Certo dia, lá pelos anos 70, alguém me pediu que dissertasse sobre a amizade. Era um colega de pensão na cidade de Lages (a pensão da Dona Lia). Esse colega tinha recebido como tarefa da escola uma redação sobre o tema. E, apesar de trabalhar na Companhia Estadual de Energia Elétrica, julgou-me iluminado para esse trabalho. Aceitei a incumbência e danei a pensar.
Bom, a amizade compreende quatro fases da vida do homem. A primeira delas verifica-se na infância, quando o coleguismo de rua se mistura com os laços amigáveis. Nesta fase, tudo acontece embebido na pureza da inocência envolta em sinceridade. Ser amigo é mais do que um gesto: é uma necessidade que inicia na própria família e se estende pela comunidade. O humano depara-se com o meio e nele começa a Ser.
A segunda fase é a adolescência, na qual a descoberta da amizade vai de encontro à formação de grupos, que se resume em afinidades solidificadas no profundo relacionamento. Ocorre a valorização do amigo, através do elo da fraternidade e do amor. O amor fraterno, que o adolescente vive é que o faz dinâmico, arrojado e desafiante a todas as barreiras que surgem. Na adolescência é que acontece a mais forte das amizades - o "primeiro amor". Esse amor, que para alguns é eterno, mas, que para a maioria é o selo de uma grande amizade, cuja lembrança jamais se apaga.
A amizade da adolescência se prolonga em cada indivíduo que encontrou em um companheiro ou companheira de grupo a identidade de pensamentos.
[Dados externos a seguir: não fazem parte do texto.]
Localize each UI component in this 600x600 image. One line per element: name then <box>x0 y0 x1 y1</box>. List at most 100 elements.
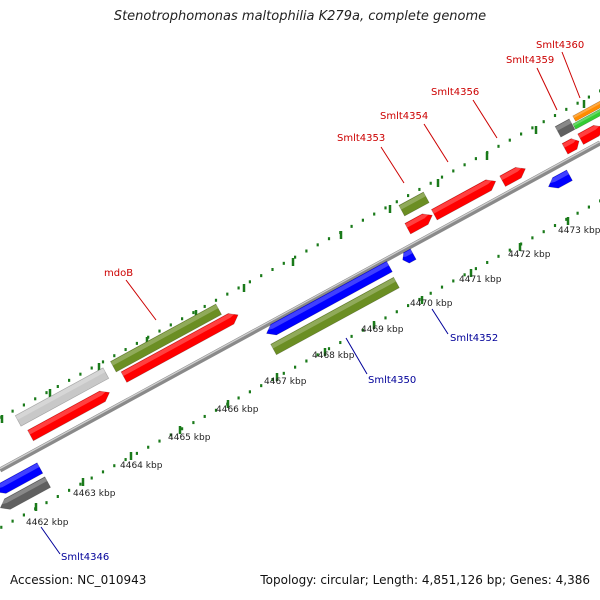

Ser adolescente é nunca querer deixar de ter amigos.
Passada essa fase, o humano torna-se adulto e entra em outra esfera de relacionamento. Começa então a terceira fase. A amizade dá início a uma crise. a da competição. Por incrível que pareça, o humano passa a ser considerado responsável. Sua luta na sociedade capitalizada exige dele esforços sobre-humanos, e ele ingressa na maturidade.
O valor da maturidade significa um novo axioma para a amizade. Agora, o humano deve cercar-se de amigos entre aspas. Aqueles que possam render-lhe bons frutos. E se assim não for, joga-os fora, na boca do lixo, depois de sangrá-los como se sangra uma árvore que representa um simples obstáculo na trilha de uma estrada nova.
As amizades conquistadas, nessa terceira fase, deixa o humano só, de volta ao âmago de sei mesmo, sem paz na consciência, porque lhe dão segurança enquanto pode comprá-la. Mas, o mais alto preço é a solidão como companheira.
Na quarta e última fase, na idade derradeira, quando o humano atinge o ápice do amadurecimento, como uma árvore calejada pelos ventos de todos os quadrantes, a amizade ganha nova força. Se o humano sobrevive à terceira fase, volta a sentir o valor da amizade, seguindo naturalmente o ciclo vital. Escapando da solidão, ele retorna à infância. Carente de um amigo, encontra novamente a adolescência, redescobre o amor e reintegra-se na vida, como se tudo não passasse de uma eterna juventude.
Mas, não fui capaz de dizer tudo isso para meu colega de pensão porque via-me na obrigação de encarar a redação para uma nota de sua professora. Então, desenvolvi o tema sem metodologia descritiva, dizendo, em suma, que a Amizade é o elo fundamental entre dois seres da mesma espécie.
(texto do livro MEU TEMPO NOSSO TEMPO - atualizado - escrito no auge dos 23 anos de idade do autor).